Abdurrahman Wahid, yang lebih masyhur dengan sebutan Gus Dur, adalah salah satu tokoh besar Indonesia yang dikenal sebagai Bapak pluralisme, toleransi, dan keberagaman.
Sebagai seorang pemimpin yang pernah menjabat sebagai Presiden Republik Indonesia ke-4, Gus Dur memiliki visi yang inklusif, terutama dalam merangkul berbagai kalangan masyarakat, termasuk masyarakat Tionghoa di Indonesia.
Salah satu contoh kekuatan visi toleransinya dapat dilihat dalam hubungan Gus Dur dengan perayaan Tahun Baru Imlek.
Gus Dur dan Kebijakan Terhadap Masyarakat Tionghoa
Sebelum masa kepemimpinan Gus Dur, masyarakat Tionghoa di Indonesia sering mengalami diskriminasi dan pembatasan dalam mengekspresikan budaya serta tradisi mereka, termasuk perayaan Imlek.
Setelah Gus Dur terpilih sebagai Presiden pada tahun 1999, ia segera mengambil langkah-langkah signifikan untuk menghapus larangan tersebut.

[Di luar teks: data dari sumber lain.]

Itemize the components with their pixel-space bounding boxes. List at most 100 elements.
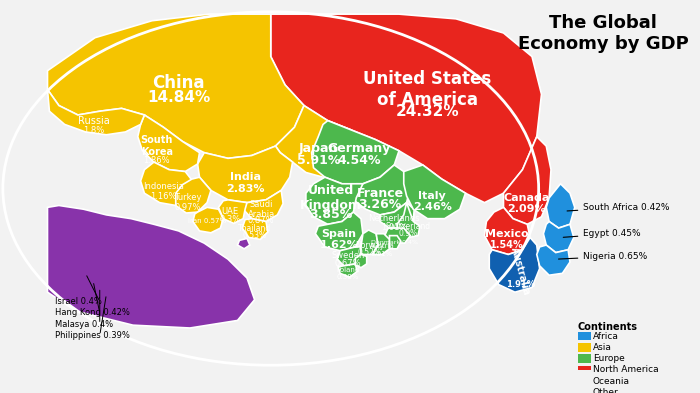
Text: China: China <box>153 74 205 92</box>
Text: Austria: Austria <box>370 243 394 249</box>
Polygon shape <box>138 115 200 171</box>
Text: South Africa 0.42%: South Africa 0.42% <box>567 203 670 212</box>
Bar <box>578 377 591 386</box>
Bar <box>578 343 591 352</box>
Text: Oceania: Oceania <box>593 377 630 386</box>
Polygon shape <box>361 230 378 255</box>
Text: 2.09%: 2.09% <box>507 204 545 214</box>
Text: 3.26%: 3.26% <box>358 198 402 211</box>
Polygon shape <box>176 177 211 213</box>
Text: 0.38%: 0.38% <box>337 274 359 280</box>
Text: Hang Kong 0.42%: Hang Kong 0.42% <box>55 309 130 318</box>
Text: Italy: Italy <box>419 191 446 201</box>
Text: 0.51%: 0.51% <box>371 250 393 257</box>
Text: Saudi
Arabia: Saudi Arabia <box>248 200 275 219</box>
Text: Denmark 0.4%: Denmark 0.4% <box>371 240 418 245</box>
Polygon shape <box>389 236 401 249</box>
Text: 2.46%: 2.46% <box>413 202 452 212</box>
Text: 1.62%: 1.62% <box>320 240 358 250</box>
Text: 1.91%: 1.91% <box>506 280 536 289</box>
Text: 0.53%: 0.53% <box>242 231 267 240</box>
Polygon shape <box>316 212 363 251</box>
Polygon shape <box>48 90 144 135</box>
Polygon shape <box>276 106 361 177</box>
Text: Iran 0.57%: Iran 0.57% <box>188 219 226 224</box>
Text: Thailand: Thailand <box>238 224 271 233</box>
Polygon shape <box>380 203 414 228</box>
Text: 0.9%: 0.9% <box>399 229 418 238</box>
Polygon shape <box>141 162 195 206</box>
Text: India: India <box>230 172 260 182</box>
Polygon shape <box>48 206 255 328</box>
Polygon shape <box>489 237 540 292</box>
Text: Africa: Africa <box>593 332 619 340</box>
Text: UAE: UAE <box>221 207 239 216</box>
Text: 0.3%: 0.3% <box>219 215 241 224</box>
Polygon shape <box>242 219 268 239</box>
Text: Spain: Spain <box>321 229 356 239</box>
Polygon shape <box>197 146 293 203</box>
Text: Nigeria 0.65%: Nigeria 0.65% <box>559 252 648 261</box>
Bar <box>578 354 591 363</box>
Text: Norway: Norway <box>355 241 384 250</box>
Polygon shape <box>546 184 575 228</box>
Polygon shape <box>306 177 363 224</box>
Text: The Global
Economy by GDP: The Global Economy by GDP <box>518 14 689 53</box>
Text: Switzerland: Switzerland <box>386 222 431 231</box>
Polygon shape <box>193 208 223 233</box>
Text: Netherlands: Netherlands <box>368 214 420 223</box>
Text: United States
of America: United States of America <box>363 70 491 109</box>
Polygon shape <box>385 228 410 243</box>
Polygon shape <box>337 247 361 266</box>
Polygon shape <box>271 14 542 203</box>
Polygon shape <box>237 239 250 249</box>
Text: Europe: Europe <box>593 354 624 363</box>
Text: Mexico: Mexico <box>486 229 529 239</box>
Text: Other: Other <box>593 388 619 393</box>
Polygon shape <box>404 165 466 219</box>
Bar <box>578 332 591 340</box>
Bar <box>578 388 591 393</box>
Text: Indonesia: Indonesia <box>143 182 184 191</box>
Text: 5.91%: 5.91% <box>297 154 340 167</box>
Polygon shape <box>218 200 247 223</box>
Text: Poland: Poland <box>336 268 359 274</box>
Text: United
Kingdom: United Kingdom <box>300 184 361 212</box>
Text: South
Korea: South Korea <box>141 135 173 157</box>
Polygon shape <box>312 121 399 184</box>
Text: 24.32%: 24.32% <box>395 104 459 119</box>
Polygon shape <box>349 165 410 215</box>
Polygon shape <box>48 14 304 158</box>
Text: 1.86%: 1.86% <box>144 156 170 165</box>
Text: Australia: Australia <box>510 246 532 297</box>
Bar <box>578 366 591 374</box>
Text: 1.8%: 1.8% <box>83 126 105 134</box>
Polygon shape <box>543 222 574 253</box>
Text: 0.87%: 0.87% <box>248 216 274 225</box>
Text: 14.84%: 14.84% <box>147 90 210 105</box>
Text: Japan: Japan <box>299 142 338 155</box>
Text: Israel 0.4%: Israel 0.4% <box>55 297 102 306</box>
Text: Turkey: Turkey <box>174 193 202 202</box>
Text: 0.97%: 0.97% <box>175 203 202 212</box>
Text: Germany: Germany <box>328 142 391 155</box>
Text: North America: North America <box>593 365 659 375</box>
Polygon shape <box>338 264 357 277</box>
Text: 1.54%: 1.54% <box>491 240 524 250</box>
Text: 3.85%: 3.85% <box>309 208 352 221</box>
Text: 0.67%: 0.67% <box>335 259 361 268</box>
Polygon shape <box>484 208 530 255</box>
Polygon shape <box>397 203 420 237</box>
Text: 4.54%: 4.54% <box>337 154 381 167</box>
Text: Russia: Russia <box>78 116 110 126</box>
Text: Asia: Asia <box>593 343 612 352</box>
Text: Canada: Canada <box>503 193 550 203</box>
Text: 1.01%: 1.01% <box>381 223 407 231</box>
Text: France: France <box>356 187 404 200</box>
Text: 1.16%: 1.16% <box>150 191 176 200</box>
Polygon shape <box>537 245 570 275</box>
Text: 0.52%: 0.52% <box>358 248 382 257</box>
Polygon shape <box>503 137 551 224</box>
Polygon shape <box>372 234 389 255</box>
Polygon shape <box>243 190 283 222</box>
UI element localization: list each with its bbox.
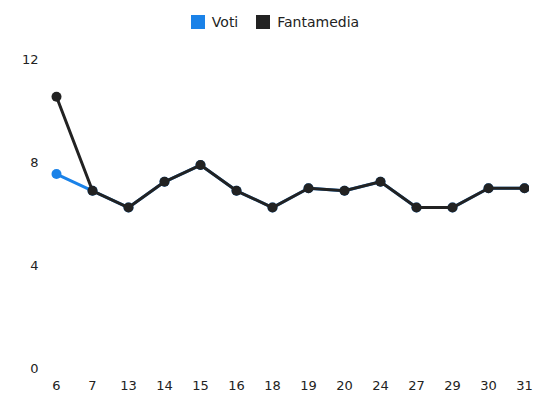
svg-text:18: 18 [264,378,281,393]
svg-text:27: 27 [408,378,425,393]
svg-text:7: 7 [88,378,96,393]
svg-text:4: 4 [30,258,38,273]
svg-text:30: 30 [480,378,497,393]
svg-text:13: 13 [120,378,137,393]
svg-text:31: 31 [516,378,533,393]
svg-text:15: 15 [192,378,209,393]
svg-text:24: 24 [372,378,389,393]
svg-text:6: 6 [52,378,60,393]
svg-text:14: 14 [156,378,173,393]
html-text:Voti: Voti [211,14,239,30]
svg-text:12: 12 [22,52,39,67]
svg-text:8: 8 [30,155,38,170]
html-text:Fantamedia: Fantamedia [277,14,360,30]
svg-text:16: 16 [228,378,245,393]
svg-text:0: 0 [30,361,38,376]
svg-text:29: 29 [444,378,461,393]
svg-text:20: 20 [336,378,353,393]
svg-text:19: 19 [300,378,317,393]
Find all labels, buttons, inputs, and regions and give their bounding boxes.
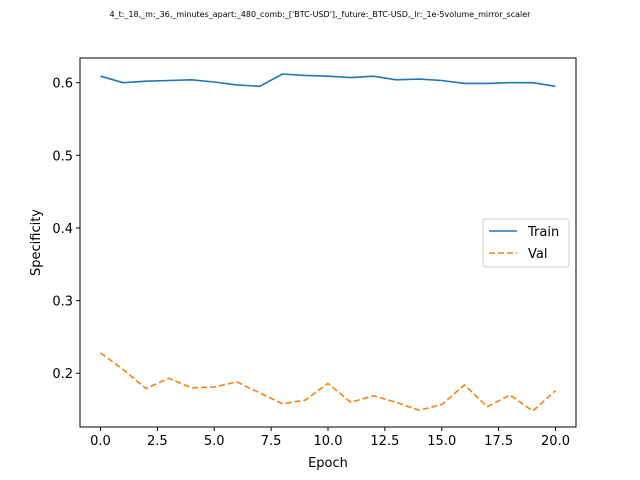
series-layer — [100, 73, 557, 412]
y-tick-label: 0.4 — [52, 222, 73, 237]
legend-label-val: Val — [528, 247, 547, 262]
legend: Train Val — [482, 218, 570, 268]
x-tick-label: 7.5 — [261, 434, 282, 449]
y-tick-label: 0.3 — [52, 295, 73, 310]
x-tick-label: 5.0 — [204, 434, 225, 449]
series-line-val — [100, 352, 557, 412]
y-axis-label: Specificity — [29, 209, 44, 276]
legend-label-train: Train — [527, 225, 559, 240]
x-tick-label: 2.5 — [147, 434, 168, 449]
x-tick-label: 15.0 — [427, 434, 456, 449]
chart-title: 4_t:_18,_m:_36,_minutes_apart:_480_comb:… — [110, 10, 532, 19]
x-tick-label: 20.0 — [541, 434, 570, 449]
y-axis: 0.2 0.3 0.4 0.5 0.6 — [52, 77, 80, 382]
x-tick-label: 12.5 — [370, 434, 399, 449]
x-tick-label: 17.5 — [484, 434, 513, 449]
x-tick-label: 10.0 — [314, 434, 343, 449]
y-tick-label: 0.2 — [52, 367, 73, 382]
series-line-train — [100, 73, 556, 88]
y-tick-label: 0.5 — [52, 149, 73, 164]
y-tick-label: 0.6 — [52, 77, 73, 92]
x-axis-label: Epoch — [308, 456, 348, 471]
x-tick-label: 0.0 — [90, 434, 111, 449]
x-axis: 0.0 2.5 5.0 7.5 10.0 12.5 15.0 17.5 20.0 — [90, 427, 570, 449]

Gus Dur meyakini bahwa keanekaragaman budaya adalah kekayaan bangsa yang harus dirayakan, bukan diabaikan.
Pada tahun 2000, Gus Dur mengambil keputusan bersejarah dengan mencabut larangan terhadap perayaan Imlek dan menjadikannya sebagai hari libur nasional. Kebijakan ini tidak hanya memberikan ruang bagi masyarakat Tionghoa untuk merayakan tahun baru mereka, tetapi juga menandakan komitmen Gus Dur terhadap prinsip kebebasan beragama dan berbudaya.
Langkah ini disambut hangat oleh masyarakat Tionghoa dan menjadi salah satu tonggak penting bagi perbaikan hubungan antar etnis di Indonesia.

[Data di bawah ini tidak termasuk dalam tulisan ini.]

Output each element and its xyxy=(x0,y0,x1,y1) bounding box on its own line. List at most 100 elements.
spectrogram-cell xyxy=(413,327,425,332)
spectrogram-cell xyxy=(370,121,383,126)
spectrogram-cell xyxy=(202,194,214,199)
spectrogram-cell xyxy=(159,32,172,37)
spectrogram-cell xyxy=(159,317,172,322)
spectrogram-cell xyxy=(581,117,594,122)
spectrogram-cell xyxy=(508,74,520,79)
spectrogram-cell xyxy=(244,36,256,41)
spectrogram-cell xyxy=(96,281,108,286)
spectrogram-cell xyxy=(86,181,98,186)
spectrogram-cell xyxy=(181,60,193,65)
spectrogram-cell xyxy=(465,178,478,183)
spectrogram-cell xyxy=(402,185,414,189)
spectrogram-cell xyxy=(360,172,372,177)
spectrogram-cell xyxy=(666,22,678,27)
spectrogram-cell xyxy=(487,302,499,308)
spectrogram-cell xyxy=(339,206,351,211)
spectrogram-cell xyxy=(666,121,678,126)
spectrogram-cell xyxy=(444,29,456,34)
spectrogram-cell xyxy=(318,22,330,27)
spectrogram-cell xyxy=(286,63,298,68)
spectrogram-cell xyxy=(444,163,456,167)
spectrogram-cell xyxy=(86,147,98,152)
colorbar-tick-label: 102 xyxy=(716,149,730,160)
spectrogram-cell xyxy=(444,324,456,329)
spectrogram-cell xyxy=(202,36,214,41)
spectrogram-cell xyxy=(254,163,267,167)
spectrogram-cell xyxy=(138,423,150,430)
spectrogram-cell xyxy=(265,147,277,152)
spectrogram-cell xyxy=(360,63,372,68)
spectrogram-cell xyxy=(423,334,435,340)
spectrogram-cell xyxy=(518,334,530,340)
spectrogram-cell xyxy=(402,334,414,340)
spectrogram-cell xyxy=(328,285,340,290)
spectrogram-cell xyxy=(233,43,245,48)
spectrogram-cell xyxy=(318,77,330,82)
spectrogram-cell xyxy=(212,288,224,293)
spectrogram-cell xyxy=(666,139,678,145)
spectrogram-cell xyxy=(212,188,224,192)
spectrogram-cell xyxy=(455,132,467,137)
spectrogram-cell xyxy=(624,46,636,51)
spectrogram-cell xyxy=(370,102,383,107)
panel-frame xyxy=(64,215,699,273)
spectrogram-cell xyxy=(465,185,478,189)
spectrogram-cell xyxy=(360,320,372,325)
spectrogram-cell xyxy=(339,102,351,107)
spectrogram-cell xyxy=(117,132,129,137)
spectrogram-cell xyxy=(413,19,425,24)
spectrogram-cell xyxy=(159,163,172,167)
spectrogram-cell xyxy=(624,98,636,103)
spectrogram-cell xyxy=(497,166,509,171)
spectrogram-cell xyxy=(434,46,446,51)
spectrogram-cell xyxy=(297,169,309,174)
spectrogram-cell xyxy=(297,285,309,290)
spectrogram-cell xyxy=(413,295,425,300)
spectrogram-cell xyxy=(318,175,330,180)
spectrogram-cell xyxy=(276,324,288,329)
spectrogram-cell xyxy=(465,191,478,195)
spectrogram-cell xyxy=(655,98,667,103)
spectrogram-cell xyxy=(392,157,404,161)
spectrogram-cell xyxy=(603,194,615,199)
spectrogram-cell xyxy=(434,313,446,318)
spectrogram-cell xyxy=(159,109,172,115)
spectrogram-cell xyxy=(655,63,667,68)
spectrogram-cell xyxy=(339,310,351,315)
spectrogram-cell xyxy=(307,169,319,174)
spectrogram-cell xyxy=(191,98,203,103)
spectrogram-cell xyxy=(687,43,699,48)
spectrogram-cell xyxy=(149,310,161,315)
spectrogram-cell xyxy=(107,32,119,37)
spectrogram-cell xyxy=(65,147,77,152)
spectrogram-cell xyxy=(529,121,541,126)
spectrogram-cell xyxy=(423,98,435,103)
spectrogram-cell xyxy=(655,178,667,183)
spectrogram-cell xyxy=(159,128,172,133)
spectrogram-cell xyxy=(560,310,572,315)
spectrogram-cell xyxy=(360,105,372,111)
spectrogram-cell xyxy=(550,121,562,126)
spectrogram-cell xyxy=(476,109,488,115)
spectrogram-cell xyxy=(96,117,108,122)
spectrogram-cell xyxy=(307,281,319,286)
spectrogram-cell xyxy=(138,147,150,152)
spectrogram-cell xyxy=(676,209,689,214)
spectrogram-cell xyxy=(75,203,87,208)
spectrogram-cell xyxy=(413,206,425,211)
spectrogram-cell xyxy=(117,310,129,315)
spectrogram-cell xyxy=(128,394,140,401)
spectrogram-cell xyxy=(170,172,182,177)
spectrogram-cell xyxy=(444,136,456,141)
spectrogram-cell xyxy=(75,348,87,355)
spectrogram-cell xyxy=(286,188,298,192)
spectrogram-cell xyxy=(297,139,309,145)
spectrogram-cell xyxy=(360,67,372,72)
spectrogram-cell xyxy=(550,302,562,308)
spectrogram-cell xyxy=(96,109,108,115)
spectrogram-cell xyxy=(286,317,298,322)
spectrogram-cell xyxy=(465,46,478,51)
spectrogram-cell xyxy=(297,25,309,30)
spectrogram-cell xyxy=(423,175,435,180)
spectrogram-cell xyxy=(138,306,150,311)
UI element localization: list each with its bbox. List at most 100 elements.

Imlek sebagai Simbol Toleransi
Perayaan Imlek di Indonesia tidak hanya dinikmati oleh masyarakat Tionghoa, tetapi juga dirasakan oleh masyarakat dari berbagai latar belakang etnis dan budaya. Berkat upaya Gus Dur, Imlek menjadi simbol toleransi dan keberagaman.
Banyak orang dari suku Jawa, Sunda, dan lainnya yang ikut merayakan Imlek, berkunjung ke rumah sahabat atau tetangga mereka, serta ikut dalam berbagai acara kebudayaan yang digelar selama perayaan tersebut. Selama tidak mengganggu urusan ibadah mereka.
Gus Dur dalam berbagai kesempatan menyampaikan pentingnya solidaritas dan kerukunan antarbangsa. Ia sering menekankan bahwa perayaan seperti Imlek bukan hanya menjadi milik satu kelompok, tetapi merupakan bagian dari warisan budaya bangsa yang harus dirayakan bersama.
Dalam konteks ini, Imlek bukan hanya sekadar perayaan tahun baru, melainkan juga momentum untuk memperkuat persatuan dan meneguhkan keragaman dalam bingkai Negara Kesatuan Republik Indonesia.
Pengaruh Gus Dur dalam Masyarakat
Gus Dur merupakan figur yang sangat dihormati bagi banyak kalangan, baik di kalangan umat Islam maupun umat yang berbeda keyakinan. Masyarakat Tionghoa secara khusus mengingat jasa Gus Dur dalam mempromosikan toleransi dan menghormati nilai-nilai budaya mereka.
Perayaan Imlek di bawah pengaruh Gus Dur menunjukkan bagaimana pemimpin yang visioner dapat memainkan peran yang krusial dalam menciptakan masyarakat yang harmonis.
Selama kepemimpinannya, Gus Dur juga memperkuat dialog antaragama dan mendorong masyarakat untuk saling memahami. Kegiatan-kegiatan yang diprakarsai selama masa pemerintahannya, seperti pertemuan lintas agama dan dialog antarbudaya, semakin memperkuat hubungan antar komunitas dan menguatkan nilai-nilai toleransi yang menjadi fondasi bangsa.
Gus Dur adalah simbol perjuangan untuk kebebasan dan toleransi di Indonesia. Melalui kebijakan positifnya terhadap masyarakat Tionghoa dan perayaan Tahun Baru Imlek, ia menunjukkan betapa pentingnya menghargai perbedaan dan merayakan keberagaman.
Dalam konteks Indonesia yang multikultural, warisan Gus Dur tetap relevan dan menjadi inspirasi bagi generasi penerus dalam membangun masyarakat yang harmonis dan saling menghormati. Imlek yang dirayakan dengan penuh semangat oleh berbagai kalangan adalah bukti nyata bahwa Indonesia bisa menjadi rumah bagi semua, tanpa terkecuali.